Accra, Ghana, January 29, 2019//-A renowned economist and Professor at the University of Cape Coast (UCC), John Gatsi, has observed that the latest Bank of Ghana (BoG) economic data questions the government’s commitment to policy decisions bothering on rice and sugar import reduction.
According to him, the 2018 economic data which backs BoG’s decision to reduce the policy rate by 100 basis points to 16% looks interesting.
Firstly, the data shows an addition of about Ghc 50 billion to public debt stock from 2017. The high public debt level, in the data, is conveniently measured against projected GDP to reflect a relatively lower Debt-GDP ratio.
The data also reveals a distressing situation of repayment cost exceeding the needed investments in national infrastructure.
Investment in broad based national infrastructure strategically positions the economy for continuous growth and development.

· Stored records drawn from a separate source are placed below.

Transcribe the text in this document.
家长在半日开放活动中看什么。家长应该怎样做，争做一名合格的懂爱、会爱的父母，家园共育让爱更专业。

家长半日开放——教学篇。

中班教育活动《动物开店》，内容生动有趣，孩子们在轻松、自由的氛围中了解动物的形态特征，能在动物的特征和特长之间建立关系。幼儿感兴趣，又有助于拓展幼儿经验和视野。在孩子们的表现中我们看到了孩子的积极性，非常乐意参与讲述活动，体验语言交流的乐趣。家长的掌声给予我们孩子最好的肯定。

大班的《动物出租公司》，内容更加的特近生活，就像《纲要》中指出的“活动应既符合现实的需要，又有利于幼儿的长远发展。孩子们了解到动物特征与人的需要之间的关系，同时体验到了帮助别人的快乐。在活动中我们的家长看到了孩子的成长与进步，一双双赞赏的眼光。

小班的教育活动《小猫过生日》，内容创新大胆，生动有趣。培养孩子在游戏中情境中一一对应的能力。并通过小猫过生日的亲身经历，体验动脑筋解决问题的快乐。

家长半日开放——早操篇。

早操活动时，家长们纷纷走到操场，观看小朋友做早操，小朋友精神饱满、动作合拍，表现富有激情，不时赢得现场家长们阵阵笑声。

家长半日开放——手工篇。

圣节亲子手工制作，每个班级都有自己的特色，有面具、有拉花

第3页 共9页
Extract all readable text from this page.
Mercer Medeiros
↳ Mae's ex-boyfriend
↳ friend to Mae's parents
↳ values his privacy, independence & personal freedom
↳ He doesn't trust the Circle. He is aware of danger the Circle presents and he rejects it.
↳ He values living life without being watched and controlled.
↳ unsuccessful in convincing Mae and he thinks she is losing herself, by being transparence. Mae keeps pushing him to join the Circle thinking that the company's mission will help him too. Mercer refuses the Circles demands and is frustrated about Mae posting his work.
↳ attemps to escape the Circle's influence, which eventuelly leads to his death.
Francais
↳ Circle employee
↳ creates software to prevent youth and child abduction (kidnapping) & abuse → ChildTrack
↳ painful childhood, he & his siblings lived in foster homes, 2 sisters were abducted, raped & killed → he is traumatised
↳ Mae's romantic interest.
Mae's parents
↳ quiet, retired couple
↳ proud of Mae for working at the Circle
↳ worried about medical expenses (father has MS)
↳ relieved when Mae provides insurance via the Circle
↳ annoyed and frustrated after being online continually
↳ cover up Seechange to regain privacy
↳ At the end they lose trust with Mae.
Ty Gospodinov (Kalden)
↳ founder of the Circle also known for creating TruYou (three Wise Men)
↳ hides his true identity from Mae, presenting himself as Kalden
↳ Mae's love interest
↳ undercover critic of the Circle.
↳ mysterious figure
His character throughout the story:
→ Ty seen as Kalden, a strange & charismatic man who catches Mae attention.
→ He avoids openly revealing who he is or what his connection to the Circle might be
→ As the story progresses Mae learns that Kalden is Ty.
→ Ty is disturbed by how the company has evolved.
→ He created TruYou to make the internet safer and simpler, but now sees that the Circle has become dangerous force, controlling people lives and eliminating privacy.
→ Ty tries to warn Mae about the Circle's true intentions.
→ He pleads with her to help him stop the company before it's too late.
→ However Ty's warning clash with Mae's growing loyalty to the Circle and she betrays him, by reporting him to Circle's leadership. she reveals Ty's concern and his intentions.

“It is important, at this point, to remark that the economic cost of the high debt is not only in the repayment, but also, how the repayment entangles commitments to capital expenditure. An example is the slow pace of infrastructural investment across the country”, Prof Gatsi, said.
Secondly, on external sector developments, Ghana, in 2018, recorded total capital goods import of about $2000 million and over $2,570 million consumption imports, out of which $339 million was spent on rice importation, he added.
On the policy front, government’s flagship agric program-Planting for Foods and Jobs (PFJ) may not be impacting rice importation significantly as rice importation continues to grow, according to Prof Gatsi.
“About $123 million was also spent to import sugar, while policy decision on making the Komenda sugar factory operational remains unclear. Though export of palm oil yielded $128 million, import volume of palm oil products doubled relative to $257 million when compared with exports”.
Thirdly, Gross International Reserve, which provides an outlook for import cover and currency management, reduced from over $7,500 million in 2017 to about $6,900 million in 2018.
The net international reserve which was $3,400 million at the beginning of 2017, also reduced to $3,240 million in 2018, after increasing to $4,500 million in 2017.
This shows that the 2016 net international reserve was better than 2018. Again, it signals that the BoG over intervened in the forex market to manage the strength of the cedi, which presently settles around the Ghc 5 perimeter against the dollar.
“The cedi according to the BoG deprecated more than 8% in 2018 and greeted us with more than 2% depreciation in January 2019 with depleting reserve does not signal reduction in policy rate.
Perhaps in the first quarter the quantum of currency reserve may be at risk and the Monetary Policy Committee (MPC) rate reduction is not a reflection of the reserve and risk side realities
Prof Gatsi noted that Non Performing Loans (NPL) only reduced by 3% despite the banking sector reform and assurances of renewed confidence in the sector.
“From the present economic outlook, focus on agriculture remains paramount. Currency management as well as a progressive balance between debt repayment cost and capital expenditure have to be pursued vigorously by the economic managers”.